The world's most notorious player is at it again. Will Luis Suarez play in this World Cup again?
FIFA announced Tuesday it will look into the apparent biting of Italy defender Giorgio Chiellini by notorious Uruguay striker Luis Suarez during the teams' Group D match. And in a statement early Wednesday, FIFA announced that both Suarez and the the Uruguayan Football Association have until 4 p.m. ET Wednesday "to provide their position and any documentary evidence they deem relevant."
Per British Press Association reporter Martyn Ziegler, FIFA stated it will "gather all the necessary elements in order to evaluate the matter."
"There is no doubt Luis Suarez is a fantastic footballer but, once again, his actions have left him open to severe criticism," FIFA official Jim Boyce told the BBC. "FIFA must investigate the incident seriously and take whatever disciplinary action is deemed necessary."
With the match tied at 0-0 in the second half and Uruguay needing a win to advance, Suarez appeared to bite Chiellini in the shoulder. The Italian veteran swung an elbow at Suarez, clutched at his shoulder, and pulled down his jersey in an attempt to show the match referee apparent bite marks on his skin.

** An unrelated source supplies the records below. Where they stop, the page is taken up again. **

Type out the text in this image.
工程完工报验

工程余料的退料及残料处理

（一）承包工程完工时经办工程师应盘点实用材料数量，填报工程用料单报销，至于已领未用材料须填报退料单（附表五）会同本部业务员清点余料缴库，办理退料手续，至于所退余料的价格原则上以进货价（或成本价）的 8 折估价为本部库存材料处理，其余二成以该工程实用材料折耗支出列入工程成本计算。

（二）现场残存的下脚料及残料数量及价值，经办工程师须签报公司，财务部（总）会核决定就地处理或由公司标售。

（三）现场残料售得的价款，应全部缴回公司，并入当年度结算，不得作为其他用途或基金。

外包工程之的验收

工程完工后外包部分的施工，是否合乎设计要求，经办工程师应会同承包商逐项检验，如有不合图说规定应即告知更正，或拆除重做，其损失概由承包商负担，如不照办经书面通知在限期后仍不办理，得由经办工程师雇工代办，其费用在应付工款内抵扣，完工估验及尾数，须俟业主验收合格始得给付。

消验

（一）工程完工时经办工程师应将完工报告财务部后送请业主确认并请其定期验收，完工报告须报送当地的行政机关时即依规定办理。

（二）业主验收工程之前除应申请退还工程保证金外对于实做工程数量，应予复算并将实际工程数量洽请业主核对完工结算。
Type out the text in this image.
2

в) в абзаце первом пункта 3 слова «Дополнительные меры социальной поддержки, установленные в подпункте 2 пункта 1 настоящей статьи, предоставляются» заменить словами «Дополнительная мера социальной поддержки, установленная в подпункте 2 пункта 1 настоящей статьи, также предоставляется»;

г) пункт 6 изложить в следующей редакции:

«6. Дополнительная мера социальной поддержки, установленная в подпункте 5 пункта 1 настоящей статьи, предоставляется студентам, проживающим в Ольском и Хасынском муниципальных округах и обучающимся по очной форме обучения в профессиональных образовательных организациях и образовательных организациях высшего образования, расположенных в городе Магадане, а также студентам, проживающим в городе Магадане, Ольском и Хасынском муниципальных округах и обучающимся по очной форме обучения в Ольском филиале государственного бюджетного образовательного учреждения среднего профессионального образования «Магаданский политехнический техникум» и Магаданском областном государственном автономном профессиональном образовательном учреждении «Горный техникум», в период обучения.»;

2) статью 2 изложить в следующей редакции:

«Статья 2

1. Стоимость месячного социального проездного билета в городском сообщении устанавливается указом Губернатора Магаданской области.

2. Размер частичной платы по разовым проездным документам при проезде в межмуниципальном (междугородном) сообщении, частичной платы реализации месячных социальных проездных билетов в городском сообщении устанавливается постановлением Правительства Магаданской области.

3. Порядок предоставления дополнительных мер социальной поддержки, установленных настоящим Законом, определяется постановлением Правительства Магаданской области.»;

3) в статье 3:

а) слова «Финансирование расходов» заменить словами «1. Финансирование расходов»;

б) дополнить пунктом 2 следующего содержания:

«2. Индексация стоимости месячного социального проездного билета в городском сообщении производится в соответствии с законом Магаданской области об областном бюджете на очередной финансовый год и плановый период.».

Chiellini told Italian TV that Suarez had bitten him, saying it was "ridiculous" he had not been ejected over the incident.

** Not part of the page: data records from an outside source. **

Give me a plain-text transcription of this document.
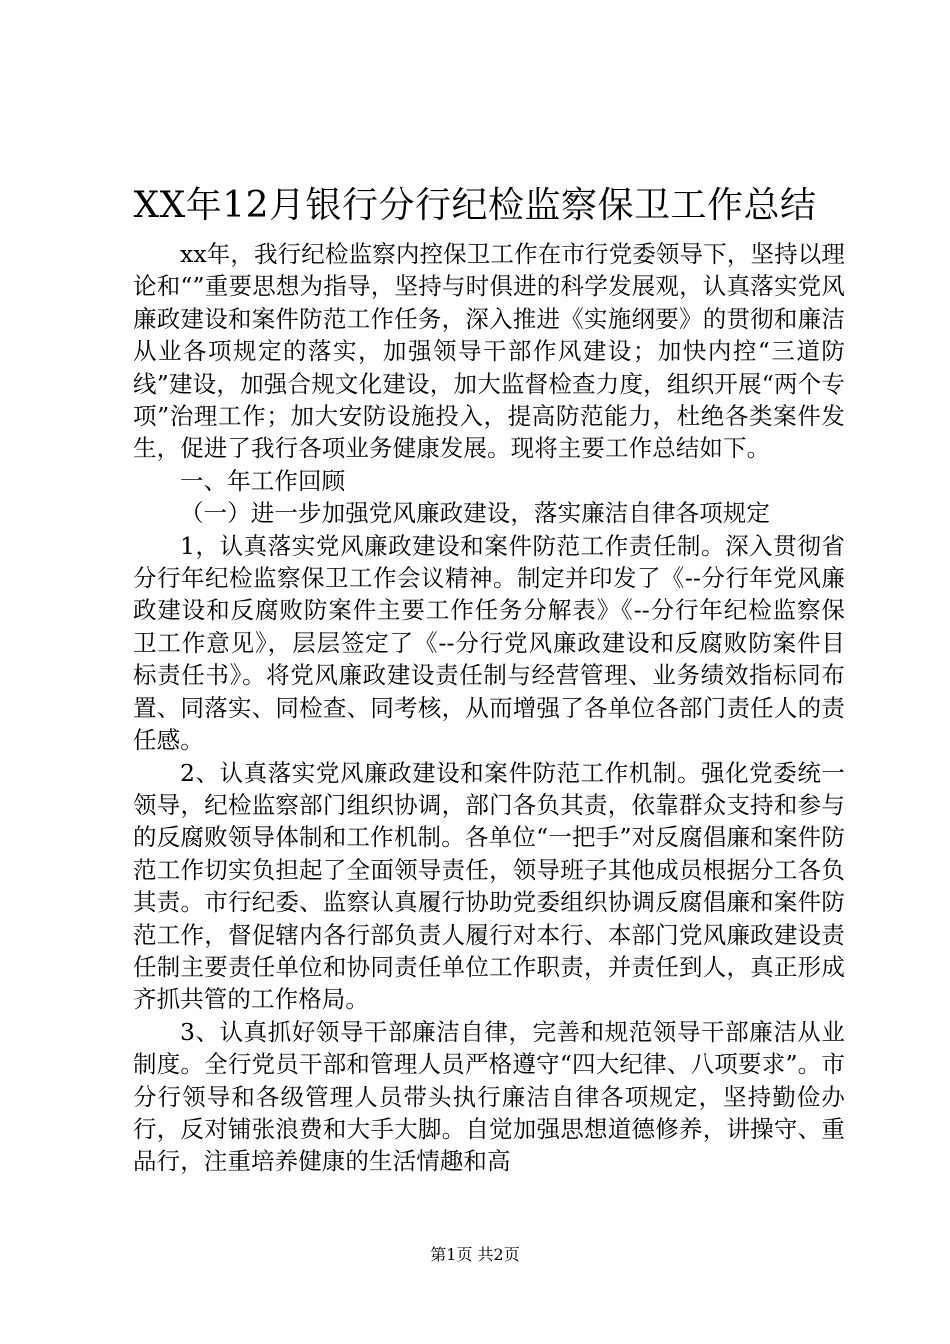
XX年12月银行分行纪检监察保卫工作总结

xx年，我行纪检监察内控保卫工作在市行党委领导下，坚持以理论和“”重要思想为指导，坚持与时俱进的科学发展观，认真落实党风廉政建设和案件防范工作任务，深入推进《实施纲要》的贯彻和廉洁从业各项规定的落实，加强领导干部作风建设；加快内控“三道防线”建设，加强合规文化建设，加大监督检查力度，组织开展“两个专项”治理工作；加大安防设施投入，提高防范能力，杜绝各类案件发生，促进了我行各项业务健康发展。现将主要工作总结如下。

一、年工作回顾

（一）进一步加强党风廉政建设，落实廉洁自律各项规定

1，认真落实党风廉政建设和案件防范工作责任制。深入贯彻省分行年纪检监察保卫工作会议精神。制定并印发了《--分行年党风廉政建设和反腐败防案件主要工作任务分解表》《--分行年纪检监察保卫工作意见》，层层签定了《--分行党风廉政建设和反腐败防案件目标责任书》。将党风廉政建设责任制与经营管理、业务绩效指标同布置、同落实、同检查、同考核，从而增强了各单位各部门责任人的责任感。

2、认真落实党风廉政建设和案件防范工作机制。强化党委统一领导，纪检监察部门组织协调，部门各负其责，依靠群众支持和参与的反腐败领导体制和工作机制。各单位“一把手”对反腐倡廉和案件防范工作切实负担起了全面领导责任，领导班子其他成员根据分工各负其责。市行纪委、监察认真履行协助党委组织协调反腐倡廉和案件防范工作，督促辖内各行部负责人履行对本行、本部门党风廉政建设责任制主要责任单位和协同责任单位工作职责，并责任到人，真正形成齐抓共管的工作格局。

3、认真抓好领导干部廉洁自律，完善和规范领导干部廉洁从业制度。全行党员干部和管理人员严格遵守“四大纪律、八项要求”。市分行领导和各级管理人员带头执行廉洁自律各项规定，坚持勤俭办行，反对铺张浪费和大手大脚。自觉加强思想道德修养，讲操守、重品行，注重培养健康的生活情趣和高

第1页 共2页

If proven, it would be the third such biting incident in Suarez's career, the 27-year-old Uruguayan superstar having previously bitten opponents while playing in both the Dutch Eridivisie in 2010 and England's Premier League in 2013.
FIFA has banned players from the World Cup for misconduct before, with the longest such ban an eight-game suspension for Italy's Mauro Tossotti in 1994.
Could FIFA impose a similar punishment in Suarez's case? Though it's borderline impossible to predict exactly what the world's most erratic sports organization will do, at this stage it seems unlikely Suarez will escape without at least a multi-match suspension. Chiellini will clearly testify that he was bitten, and nothing in the video of the incident suggests that his account can't be trusted. If photographs of Chiellini's shoulder or other player statements further confirm that account, FIFA won't have any choice but to act.
Suarez also won't be helped by his history of not just biting opponents, but displaying other unsporting behavior. His deliberate handball of a goalbound shot in the 2010 World Cup quarterfinals denied Ghana of what many would have said was its rightful semifinal place, and Suarez served another Premier League ban in the 2011-2012 season for racially abusing Manchester United player Patrice Evra.
It's that history that has made what would have already been heavy public pressure on FIFA to act into a deafening public outcry. And though in its somnabulant fashion FIFA doesn't always respond to public pressure as readily as many would expect, the idea of Suarez appearing in Uruguay's Round of 16 match after this is so appalling to so many viewers that it may have no choice.
The uneducated guess: Suarez receives a three-match ban, far short of the blood demanded by many but enough to keep him out until a hypothetical final -- one that without his services Uruguay is highly unlikely to reach. It will be a surprise if we haven't seen the last of Luis Suarez in this World Cup.